Except it doesn't. It's supporting a population of 5.7 million - and a
lot of farms, which use about 68 percent of the state's water.
I have no problem with whoever wants to use the water. If people want to make a go of cotton farming in the desert, power to them. EXCEPT when the government provides them massive subsidies for doing so, as is the case in Arizona (and most all southwestern) agriculture. Cotton farmers, for example, receive massive government subsidies for growing their crops, and water their plants with subsidized artificially low-priced water. If the distortive government subsidies went away, and water prices were allowed to float up to where supply met demand (and we were not draining down aquifers and Lake Powell) then my guess is that a lot of desert agriculture would disappear.
By the way, I am also perfectly willing to believe that if water prices rose, there would be fewer people moving to the area. Fine. However, this effect would likely be small, since water costs are only a small percentage of the costs of home owning but are a huge percent of the costs of agriculture. But I think we can see that trying to blame Arizona's water problems on inward residential migration is pointing the finger in the wrong direction.

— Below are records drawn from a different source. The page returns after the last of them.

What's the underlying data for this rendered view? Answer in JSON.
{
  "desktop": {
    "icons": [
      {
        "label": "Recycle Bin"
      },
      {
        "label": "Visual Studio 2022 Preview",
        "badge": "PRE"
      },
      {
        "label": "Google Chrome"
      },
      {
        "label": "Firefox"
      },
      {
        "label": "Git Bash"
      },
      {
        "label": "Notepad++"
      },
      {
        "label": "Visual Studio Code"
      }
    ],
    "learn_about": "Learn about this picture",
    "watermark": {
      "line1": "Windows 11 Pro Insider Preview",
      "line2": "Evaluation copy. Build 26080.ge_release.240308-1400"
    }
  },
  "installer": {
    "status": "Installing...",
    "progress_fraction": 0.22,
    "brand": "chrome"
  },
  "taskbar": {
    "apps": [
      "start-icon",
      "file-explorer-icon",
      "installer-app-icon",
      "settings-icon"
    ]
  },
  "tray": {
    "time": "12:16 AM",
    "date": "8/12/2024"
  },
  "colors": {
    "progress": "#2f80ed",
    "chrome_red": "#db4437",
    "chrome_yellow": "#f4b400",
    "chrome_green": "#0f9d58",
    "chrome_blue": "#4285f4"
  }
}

Interestingly, even that great bete noir of environmentalists and outside critics, our golf courses, really have a minimal impact on the water use:
Everyone's favorite culprit, golf courses use two-thirds of the
industrial supply, or about 4 percent to 5 percent of the total supply.
Some courses use treated effluent, or "gray water." Scottsdale, for
example, requires any new course to use gray water or bring its own
supply.
Postscript: Water is one of those weird topics, a bit like health care I guess, where most people seem to assume that the normal laws of economics do not apply. Over the last several months, I have probably read 30 articles on Arizona water use. Not one single time in any article have I seen mention of the word "price." Its all about what command and control methods we need to exercise. Take the guy they interviewed for the article above:
Charles Buerger, who divides his year between homes in Gilbert and
suburban Chicago, is sometimes surprised that people in northern
Illinois, on the banks of Lake Michigan, seem more concerned about
water use than people in dry Arizona.
"They have every-other-day grass watering back there," Buerger said.

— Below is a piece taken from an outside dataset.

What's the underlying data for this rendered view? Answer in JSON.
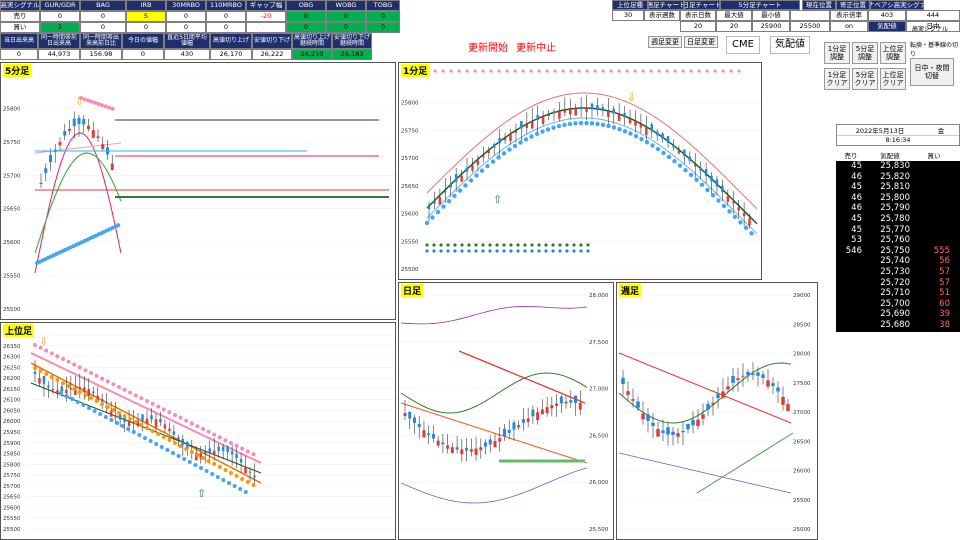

"They fine you if you're overwatering or if you're watering on days
you're not supposed to. They're very conscious about water supplies.
The way Arizona's growing, you just wonder, 'Where's all this water
coming from?' "
Pricing matters, even for water! Not silly even-odd day lawn watering laws. Just look at these numbers:
City |
Monthly cost for water service of 8,500 gallons |
Memphis, Tennessee |
$14.16 |
Phoenix, Arizona |
$16.27 |
Charlotte, North Carolina |
$17.52 |
Dallas, Texas |
$20.04 |
Austin, Texas |
$23.15 |
Portland, Oregon |
$23.44 |
Louisville, Kentucky |
$23.47 |
Houston, Texas |
$26.49 |
Milwaukee, Wisconsin |
$27.86 |
East Bay MUD, Oakland, California |
$31.13 |
Atlanta, Georgia |
$33.60 |
San Diego, California |
$37.52 |
Seattle, Washington |
$39.75 |
What could explain more eloqently why I paid more attention to how I watered my lawn in rainy Seattle than desert-bound Phoenix. Remember gasoline in the 1970's. It wasn't even-odd day rationing that solved the supply crisis; in the end, it was elimination of price controls.
Update: The Toronto Star argued that Phoenix represented environmental Armageddon while the Great Lakes region was the environmentally smart place to live. They suggested "that in the
Great Lakes basin, where less than half a per cent of the world's
population sits within easy reach of a quarter of the planet's fresh
water, the opportunity for harmony exists." Of course, that's only if you ignore the fact that these cities treat the Great Lakes like one big toilet:
"The Great Lakes basin is one of the most important freshwater
ecosystems on the planet - holding one fifth of the world's
freshwater," said the report's author Dr. Elaine MacDonald. "Yet, the
20 cities we evaluated are dumping the equivalent of more than 100
Olympic swimming pools full of raw sewage directly into the Great Lakes
every single day."
This is the kind of stuff that has a lot higher immediate impact, and should be worked long before, tenuous claims of damage from CO2 production.